Things are different now. The change happened early, it was impossible to miss it. It was right there on the scoreboard, in big glowing digits. A 95 mph fastball to strikeout Carlos Quentin and cap an overwhelming first inning. Walking off the mound, Phil Hughes looked over his shoulder and saw the number.
“I knew it was coming out good from the beginning,” he said. “I got some swings and misses early. I knew it was good. I happened to glance up after I got Quentin in the first inning and saw 95, and I just said, ‘Alright, I can work with this.’ This is what normally have and what I can normally do. Once I got that confidence in the first inning, I just took that aggressive mindset and rolled with it.”
There’s a reason you’ve known Hughes’ name since he was a teenager. There’s a reason the Yankees refused to include him in so many trades, and there’s a reason they stuck with him after that disappointing month of April and that uneven return from the disabled list: The guy’s good.
He’s been searching for consistency, and that’s been a concern. At times he’s lacked a true out pitch, and that’s caused some problems. He’s been an absolute disappointment this season, and even he knows it. But tonight was everything that there is to like about Hughes, and it’s the reason that the Yankees will most certainly think twice about bumping him from the rotation.
“We talked about trying to get him back to where he was last year, (and) today was pretty close,” Joe Girardi said. “… We have to talk about this. Maybe we stay at six-man rotation through another time. I don’t know what we’re going to do at this moment, but I’m happy with what I saw tonight, and I really liked it.”
For the past few days, it’s been impossible for Hughes to ignore his situation. Ivan Nova’s locker is literally five feet away from his, and yesterday he spent several minutes answering questions about an unsettled rotation and the possibility of the Yankees making a change. Tonight, it was Hughes who changed. He made his case, and the Yankees took notice.
“It really didn’t even come into my mind, everything that was going on,” he said. “It was more of a personal thing for me. I wanted to pitch well. I knew I could be better than what I had been showing, and that was basically it. I wanted to satisfy myself before everybody else, and I’m pretty satisfied with this one and hopefully it’s something that will continue.”

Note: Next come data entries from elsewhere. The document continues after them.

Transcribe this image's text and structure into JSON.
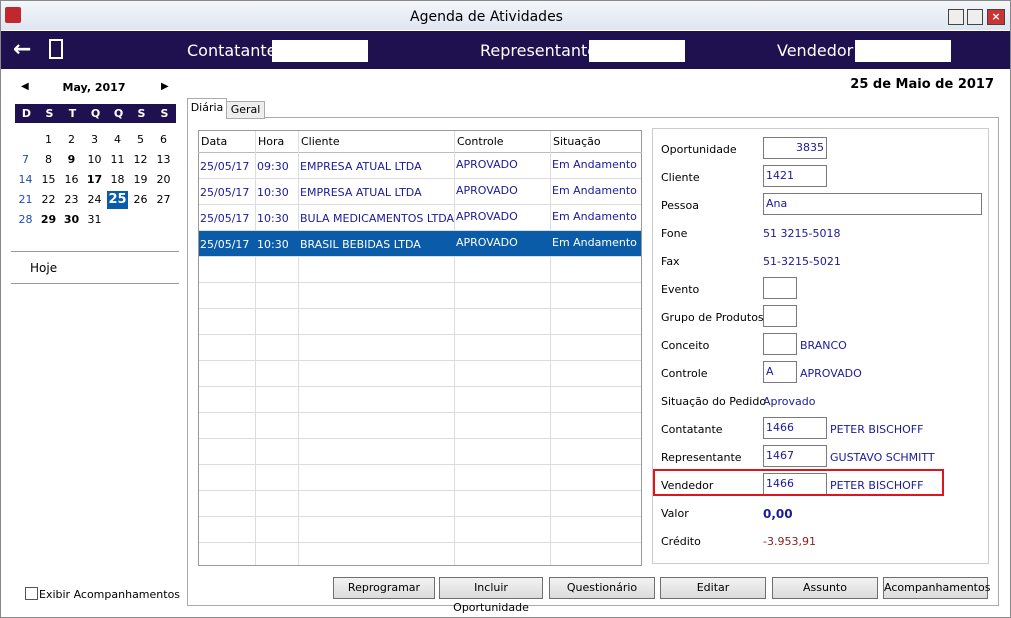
{
  "window": {
    "title": "Agenda de Atividades"
  },
  "toolbar": {
    "fields": [
      "Contatante",
      "Representante",
      "Vendedor"
    ]
  },
  "calendar": {
    "month": "May, 2017",
    "weekdays": [
      "D",
      "S",
      "T",
      "Q",
      "Q",
      "S",
      "S"
    ],
    "weeks": [
      [
        null,
        1,
        2,
        3,
        4,
        5,
        6
      ],
      [
        7,
        8,
        9,
        10,
        11,
        12,
        13
      ],
      [
        14,
        15,
        16,
        17,
        18,
        19,
        20
      ],
      [
        21,
        22,
        23,
        24,
        25,
        26,
        27
      ],
      [
        28,
        29,
        30,
        31,
        null,
        null,
        null
      ]
    ],
    "bold_days": [
      9,
      17,
      29,
      30
    ],
    "selected_day": 25
  },
  "sidebar": {
    "today": "Hoje",
    "checkbox": "Exibir Acompanhamentos"
  },
  "date_heading": "25 de Maio de 2017",
  "tabs": [
    "Diária",
    "Geral"
  ],
  "table": {
    "columns": [
      "Data",
      "Hora",
      "Cliente",
      "Controle",
      "Situação"
    ],
    "rows": [
      [
        "25/05/17",
        "09:30",
        "EMPRESA ATUAL LTDA",
        "APROVADO",
        "Em Andamento"
      ],
      [
        "25/05/17",
        "10:30",
        "EMPRESA ATUAL LTDA",
        "APROVADO",
        "Em Andamento"
      ],
      [
        "25/05/17",
        "10:30",
        "BULA MEDICAMENTOS LTDA",
        "APROVADO",
        "Em Andamento"
      ],
      [
        "25/05/17",
        "10:30",
        "BRASIL BEBIDAS LTDA",
        "APROVADO",
        "Em Andamento"
      ]
    ],
    "selected_row": 3
  },
  "details": {
    "fields": [
      {
        "label": "Oportunidade",
        "box": "long",
        "code": "3835",
        "align": "right"
      },
      {
        "label": "Cliente",
        "box": "long",
        "code": "1421"
      },
      {
        "label": "Pessoa",
        "box": "wide",
        "code": "Ana"
      },
      {
        "label": "Fone",
        "text": "51 3215-5018"
      },
      {
        "label": "Fax",
        "text": "51-3215-5021"
      },
      {
        "label": "Evento",
        "box": "short"
      },
      {
        "label": "Grupo de Produtos",
        "box": "short"
      },
      {
        "label": "Conceito",
        "box": "short",
        "text": "BRANCO"
      },
      {
        "label": "Controle",
        "box": "short",
        "code": "A",
        "text": "APROVADO"
      },
      {
        "label": "Situação do Pedido",
        "text": "Aprovado"
      },
      {
        "label": "Contatante",
        "box": "long",
        "code": "1466",
        "text": "PETER BISCHOFF"
      },
      {
        "label": "Representante",
        "box": "long",
        "code": "1467",
        "text": "GUSTAVO SCHMITT"
      },
      {
        "label": "Vendedor",
        "box": "long",
        "code": "1466",
        "text": "PETER BISCHOFF",
        "highlighted": true
      },
      {
        "label": "Valor",
        "text": "0,00",
        "style": "bold"
      },
      {
        "label": "Crédito",
        "text": "-3.953,91",
        "color": "#8b1a1a"
      }
    ]
  },
  "buttons": [
    "Reprogramar",
    "Incluir Oportunidade",
    "Questionário",
    "Editar",
    "Assunto",
    "Acompanhamentos"
  ]
}
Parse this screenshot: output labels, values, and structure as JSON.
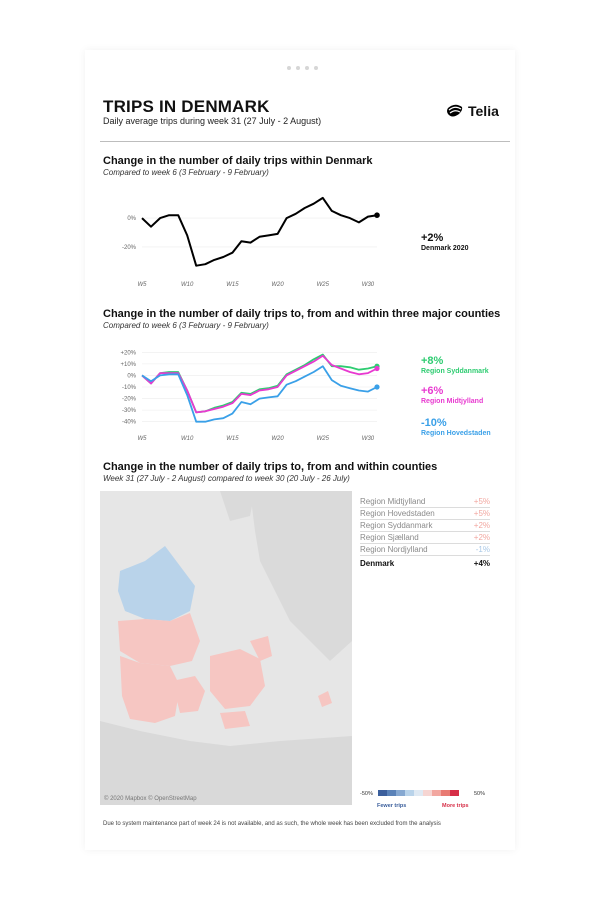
{
  "header": {
    "title": "TRIPS IN DENMARK",
    "subtitle": "Daily average trips during week 31 (27 July - 2 August)",
    "logo_text": "Telia"
  },
  "colors": {
    "denmark": "#000000",
    "syddanmark": "#2ecc71",
    "midtjylland": "#e83ad0",
    "hovedstaden": "#3aa0e8",
    "fewer": "#3b5f9c",
    "more": "#d62e47"
  },
  "section1": {
    "title": "Change in the number of daily trips within Denmark",
    "subtitle": "Compared to week 6 (3 February - 9 February)",
    "value_label": "+2%",
    "series_label": "Denmark 2020"
  },
  "section2": {
    "title": "Change in the number of daily trips to, from and within three major counties",
    "subtitle": "Compared to week 6 (3 February - 9 February)",
    "labels": [
      {
        "value": "+8%",
        "name": "Region Syddanmark"
      },
      {
        "value": "+6%",
        "name": "Region Midtjylland"
      },
      {
        "value": "-10%",
        "name": "Region Hovedstaden"
      }
    ]
  },
  "section3": {
    "title": "Change in the number of daily trips to, from and within counties",
    "subtitle": "Week 31 (27 July - 2 August) compared to week 30 (20 July - 26 July)",
    "map_credit": "© 2020 Mapbox © OpenStreetMap",
    "regions": [
      {
        "name": "Region Midtjylland",
        "value": "+5%"
      },
      {
        "name": "Region Hovedstaden",
        "value": "+5%"
      },
      {
        "name": "Region Syddanmark",
        "value": "+2%"
      },
      {
        "name": "Region Sjælland",
        "value": "+2%"
      },
      {
        "name": "Region Nordjylland",
        "value": "-1%"
      }
    ],
    "total": {
      "name": "Denmark",
      "value": "+4%"
    },
    "legend": {
      "min": "-50%",
      "max": "50%",
      "fewer": "Fewer trips",
      "more": "More trips"
    }
  },
  "footer": "Due to system maintenance part of week 24 is not available, and as such, the whole week has been excluded from the analysis",
  "chart_data": [
    {
      "type": "line",
      "title": "Change in the number of daily trips within Denmark",
      "x": [
        5,
        6,
        7,
        8,
        9,
        10,
        11,
        12,
        13,
        14,
        15,
        16,
        17,
        18,
        19,
        20,
        21,
        22,
        23,
        24,
        25,
        26,
        27,
        28,
        29,
        30,
        31
      ],
      "xticks": [
        5,
        10,
        15,
        20,
        25,
        30
      ],
      "xtick_labels": [
        "W5",
        "W10",
        "W15",
        "W20",
        "W25",
        "W30"
      ],
      "yticks": [
        0,
        -20
      ],
      "ytick_labels": [
        "0%",
        "-20%"
      ],
      "ylim": [
        -36,
        16
      ],
      "series": [
        {
          "name": "Denmark 2020",
          "values": [
            0,
            -6,
            0,
            2,
            2,
            -12,
            -33,
            -32,
            -29,
            -27,
            -24,
            -16,
            -17,
            -13,
            -12,
            -11,
            0,
            3,
            7,
            10,
            14,
            5,
            2,
            0,
            -3,
            1,
            2
          ]
        }
      ],
      "grid": true
    },
    {
      "type": "line",
      "title": "Change in the number of daily trips to, from and within three major counties",
      "x": [
        5,
        6,
        7,
        8,
        9,
        10,
        11,
        12,
        13,
        14,
        15,
        16,
        17,
        18,
        19,
        20,
        21,
        22,
        23,
        24,
        25,
        26,
        27,
        28,
        29,
        30,
        31
      ],
      "xticks": [
        5,
        10,
        15,
        20,
        25,
        30
      ],
      "xtick_labels": [
        "W5",
        "W10",
        "W15",
        "W20",
        "W25",
        "W30"
      ],
      "yticks": [
        20,
        10,
        0,
        -10,
        -20,
        -30,
        -40
      ],
      "ytick_labels": [
        "+20%",
        "+10%",
        "0%",
        "-10%",
        "-20%",
        "-30%",
        "-40%"
      ],
      "ylim": [
        -42,
        22
      ],
      "series": [
        {
          "name": "Region Syddanmark",
          "values": [
            0,
            -7,
            2,
            3,
            3,
            -13,
            -32,
            -31,
            -28,
            -26,
            -23,
            -15,
            -16,
            -12,
            -11,
            -9,
            1,
            5,
            9,
            14,
            18,
            8,
            8,
            7,
            5,
            6,
            8
          ]
        },
        {
          "name": "Region Midtjylland",
          "values": [
            0,
            -7,
            2,
            2,
            2,
            -13,
            -32,
            -31,
            -29,
            -27,
            -24,
            -16,
            -17,
            -13,
            -12,
            -10,
            0,
            4,
            8,
            12,
            17,
            9,
            6,
            3,
            1,
            2,
            6
          ]
        },
        {
          "name": "Region Hovedstaden",
          "values": [
            0,
            -5,
            0,
            1,
            1,
            -17,
            -40,
            -40,
            -38,
            -37,
            -33,
            -23,
            -25,
            -20,
            -19,
            -18,
            -8,
            -5,
            -1,
            3,
            8,
            -4,
            -9,
            -11,
            -13,
            -14,
            -10
          ]
        }
      ],
      "grid": true
    }
  ]
}
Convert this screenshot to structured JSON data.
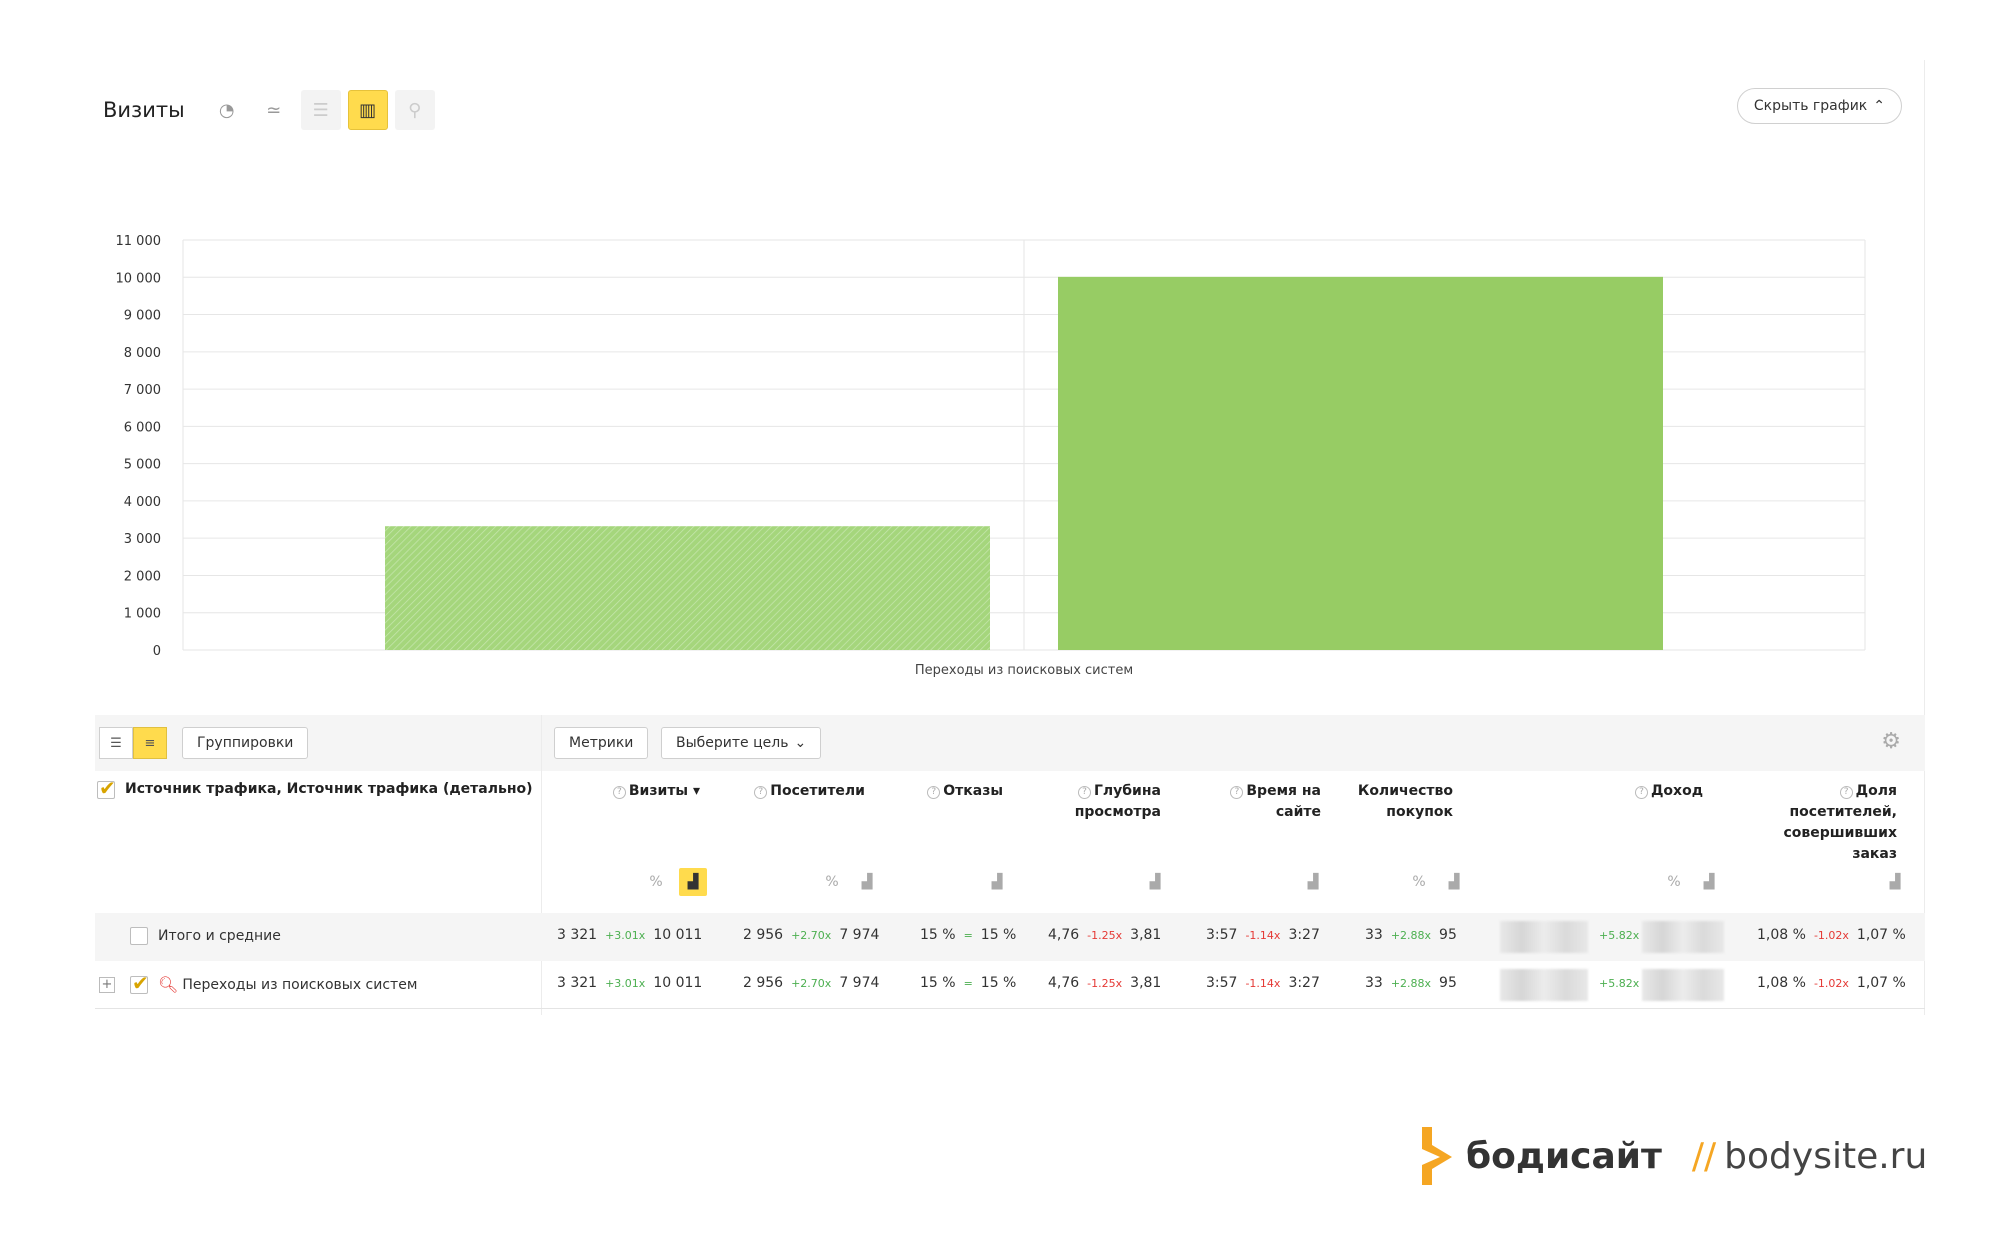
{
  "header": {
    "title": "Визиты",
    "hide_label": "Скрыть график"
  },
  "chart_data": {
    "type": "bar",
    "categories": [
      "Переходы из поисковых систем"
    ],
    "series": [
      {
        "values": [
          3321
        ],
        "color": "#a5d67c"
      },
      {
        "values": [
          10011
        ],
        "color": "#97cc64"
      }
    ],
    "yticks": [
      0,
      1000,
      2000,
      3000,
      4000,
      5000,
      6000,
      7000,
      8000,
      9000,
      10000,
      11000
    ],
    "ytick_labels": [
      "0",
      "1 000",
      "2 000",
      "3 000",
      "4 000",
      "5 000",
      "6 000",
      "7 000",
      "8 000",
      "9 000",
      "10 000",
      "11 000"
    ],
    "ylim": [
      0,
      11000
    ],
    "grid": true
  },
  "toolbar": {
    "groupings_label": "Группировки",
    "metrics_label": "Метрики",
    "goal_label": "Выберите цель"
  },
  "table": {
    "dimension_header": "Источник трафика, Источник трафика (детально)",
    "columns": {
      "visits": "Визиты",
      "visitors": "Посетители",
      "bounces": "Отказы",
      "depth_1": "Глубина",
      "depth_2": "просмотра",
      "time_1": "Время на",
      "time_2": "сайте",
      "purchases_1": "Количество",
      "purchases_2": "покупок",
      "revenue": "Доход",
      "share_1": "Доля",
      "share_2": "посетителей,",
      "share_3": "совершивших",
      "share_4": "заказ"
    },
    "rows": [
      {
        "label": "Итого и средние",
        "visits": [
          "3 321",
          "+3.01x",
          "10 011"
        ],
        "visitors": [
          "2 956",
          "+2.70x",
          "7 974"
        ],
        "bounces": [
          "15 %",
          "=",
          "15 %"
        ],
        "depth": [
          "4,76",
          "-1.25x",
          "3,81"
        ],
        "time": [
          "3:57",
          "-1.14x",
          "3:27"
        ],
        "purchases": [
          "33",
          "+2.88x",
          "95"
        ],
        "revenue_delta": "+5.82x",
        "share": [
          "1,08 %",
          "-1.02x",
          "1,07 %"
        ]
      },
      {
        "label": "Переходы из поисковых систем",
        "visits": [
          "3 321",
          "+3.01x",
          "10 011"
        ],
        "visitors": [
          "2 956",
          "+2.70x",
          "7 974"
        ],
        "bounces": [
          "15 %",
          "=",
          "15 %"
        ],
        "depth": [
          "4,76",
          "-1.25x",
          "3,81"
        ],
        "time": [
          "3:57",
          "-1.14x",
          "3:27"
        ],
        "purchases": [
          "33",
          "+2.88x",
          "95"
        ],
        "revenue_delta": "+5.82x",
        "share": [
          "1,08 %",
          "-1.02x",
          "1,07 %"
        ]
      }
    ]
  },
  "logo": {
    "brand": "бодисайт",
    "slashes": "//",
    "site": "bodysite.ru",
    "accent": "#f5a623"
  }
}
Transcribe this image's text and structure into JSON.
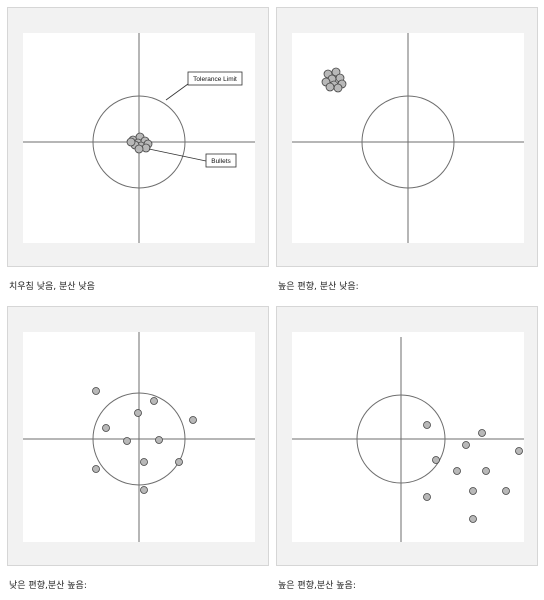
{
  "panels": [
    {
      "caption": "치우침 낮음, 분산 낮음",
      "labels": {
        "tolerance": "Tolerance Limit",
        "bullets": "Bullets"
      },
      "points": [
        [
          -6,
          -2
        ],
        [
          1,
          -5
        ],
        [
          -1,
          1
        ],
        [
          6,
          -1
        ],
        [
          2,
          4
        ],
        [
          -4,
          3
        ],
        [
          9,
          2
        ],
        [
          7,
          6
        ],
        [
          0,
          7
        ],
        [
          -8,
          0
        ]
      ]
    },
    {
      "caption": "높은 편향, 분산 낮음:",
      "points": [
        [
          -80,
          -68
        ],
        [
          -72,
          -70
        ],
        [
          -76,
          -63
        ],
        [
          -68,
          -64
        ],
        [
          -82,
          -60
        ],
        [
          -74,
          -57
        ],
        [
          -66,
          -58
        ],
        [
          -70,
          -54
        ],
        [
          -78,
          -55
        ]
      ]
    },
    {
      "caption": "낮은 편향,분산 높음:",
      "points": [
        [
          -43,
          -48
        ],
        [
          15,
          -38
        ],
        [
          -1,
          -26
        ],
        [
          54,
          -19
        ],
        [
          -33,
          -11
        ],
        [
          -12,
          2
        ],
        [
          20,
          1
        ],
        [
          5,
          23
        ],
        [
          40,
          23
        ],
        [
          -43,
          30
        ],
        [
          5,
          51
        ]
      ]
    },
    {
      "caption": "높은 편향,분산 높음:",
      "points": [
        [
          26,
          -14
        ],
        [
          81,
          -6
        ],
        [
          65,
          6
        ],
        [
          118,
          12
        ],
        [
          35,
          21
        ],
        [
          56,
          32
        ],
        [
          85,
          32
        ],
        [
          72,
          52
        ],
        [
          105,
          52
        ],
        [
          26,
          58
        ],
        [
          72,
          80
        ]
      ]
    }
  ]
}
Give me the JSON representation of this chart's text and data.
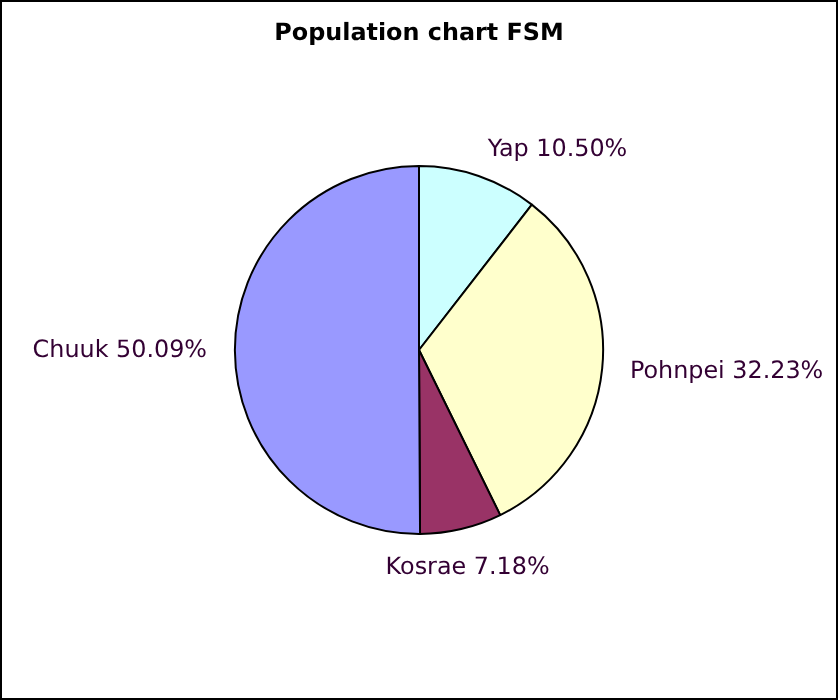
{
  "chart_data": {
    "type": "pie",
    "title": "Population chart FSM",
    "categories": [
      "Yap",
      "Pohnpei",
      "Kosrae",
      "Chuuk"
    ],
    "values": [
      10.5,
      32.23,
      7.18,
      50.09
    ],
    "colors": [
      "#ccffff",
      "#ffffcc",
      "#993366",
      "#9999ff"
    ],
    "value_labels": [
      "10.50%",
      "32.23%",
      "7.18%",
      "50.09%"
    ],
    "legend": false
  }
}
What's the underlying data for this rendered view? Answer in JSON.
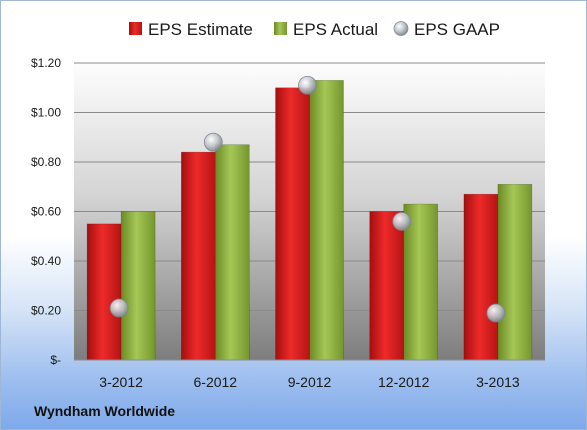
{
  "company": "Wyndham Worldwide",
  "colors": {
    "estimate": "#d91c1c",
    "actual": "#8fb33c",
    "gaap": "#b7bcc4",
    "plot_top": "#ffffff",
    "plot_bottom": "#7f7f7f"
  },
  "chart_data": {
    "type": "bar",
    "categories": [
      "3-2012",
      "6-2012",
      "9-2012",
      "12-2012",
      "3-2013"
    ],
    "series": [
      {
        "name": "EPS Estimate",
        "kind": "bar",
        "values": [
          0.55,
          0.84,
          1.1,
          0.6,
          0.67
        ]
      },
      {
        "name": "EPS Actual",
        "kind": "bar",
        "values": [
          0.6,
          0.87,
          1.13,
          0.63,
          0.71
        ]
      },
      {
        "name": "EPS GAAP",
        "kind": "marker",
        "values": [
          0.21,
          0.88,
          1.11,
          0.56,
          0.19
        ]
      }
    ],
    "y_ticks": [
      "$-",
      "$0.20",
      "$0.40",
      "$0.60",
      "$0.80",
      "$1.00",
      "$1.20"
    ],
    "ylim": [
      0,
      1.2
    ],
    "grid": true,
    "legend_position": "top"
  }
}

• Mark Teixeira has now homered from both sides of the plate in same game 12 times, more than anyone in baseball history. “There is a lot of failure in this game, there’s no doubt,” Teixeira said. “When you can put your name in the record books for something like this? Being a switch hitter is very tough, and this was a nice night for me.”
• Teixeira also became the fourth Yankee to hit 30 home runs in each of his first three seasons with the Yankees, joining Babe Ruth, Roger Maris and Alex Rodriguez. Feel free to read those three names again. Yowza.
• Back to Hughes for a bit: He was at 65 pitches when the second rain delay came. He actually walked onto the field for the bottom of the seventh, with the rain falling down and the tarp already coming on the field. He joked that he was trying to convince them to let the game continue. “I was hoping they just wouldn’t run me over with the tarp,” he said.
• The fastball wasn’t the only plus for Hughes tonight. He was also very happy with his cutter — a pitch that’s been bothering him lately — and he showed an extremely hard, tight curveball. He struck out Adam Dunn and A.J. PIerzynski with curveballs. The Pierzynski curveball was 82 mph. I double checked with Hughes just to be sure. It really was a curveball at 82.
• Hughes said coming into this game that he wanted to be more aggressive with his fastball, but he said he didn’t necessarily mean to throw nothing but fastballs in the first inning. It just kind of happened that way. “I threw a couple of fastballs in to Pierre and Vizquel, and then I was aggressive with Quentin,” he said. “That’s just the way it went.”
• As much as the velocity obviously stands out — Hughes still hit 94 in the fourth inning — Hughes immediately answered “location of my fastball” when asked what made the biggest difference tonight. It always comes down to command, doesn’t it?
• One last Hughes note on velocity: “I’ve always been a guy where I let it all go,” he said. “Whenever it starts to decline, it declines. I felt like ti was still good enough later on. I wasn’t really checking the scoreboard, but I was just trying to execute pitches and I got a lot of early outs in those middle innings.”
• The Yankees did score six runs in seven innings tonight, so the offense wasn’t exactly slumping. They’ve won five straight and nine of their past 12, and they’re 24-9 against left-handed starters this season.
• Russell Martin homered for the first time since June 29. This was his first road home run since April 23 in Baltimore.
• Other than Teixeira, who had three hits, the only other Yankee with multiple hits was Derek Jeter who singled and doubled in his first two at-bats. Brett Gardner was the only Yankees starter without a hit.
• Even though it was a rain-shortened game, all stats count, even the ones from the top of the seventh inning. The game was delayed 45 minutes at the start, then delayed another 57 minutes before it was called.
• A final word from Hughes: “If I could have picked a way that I wanted to pitch, this would be it.”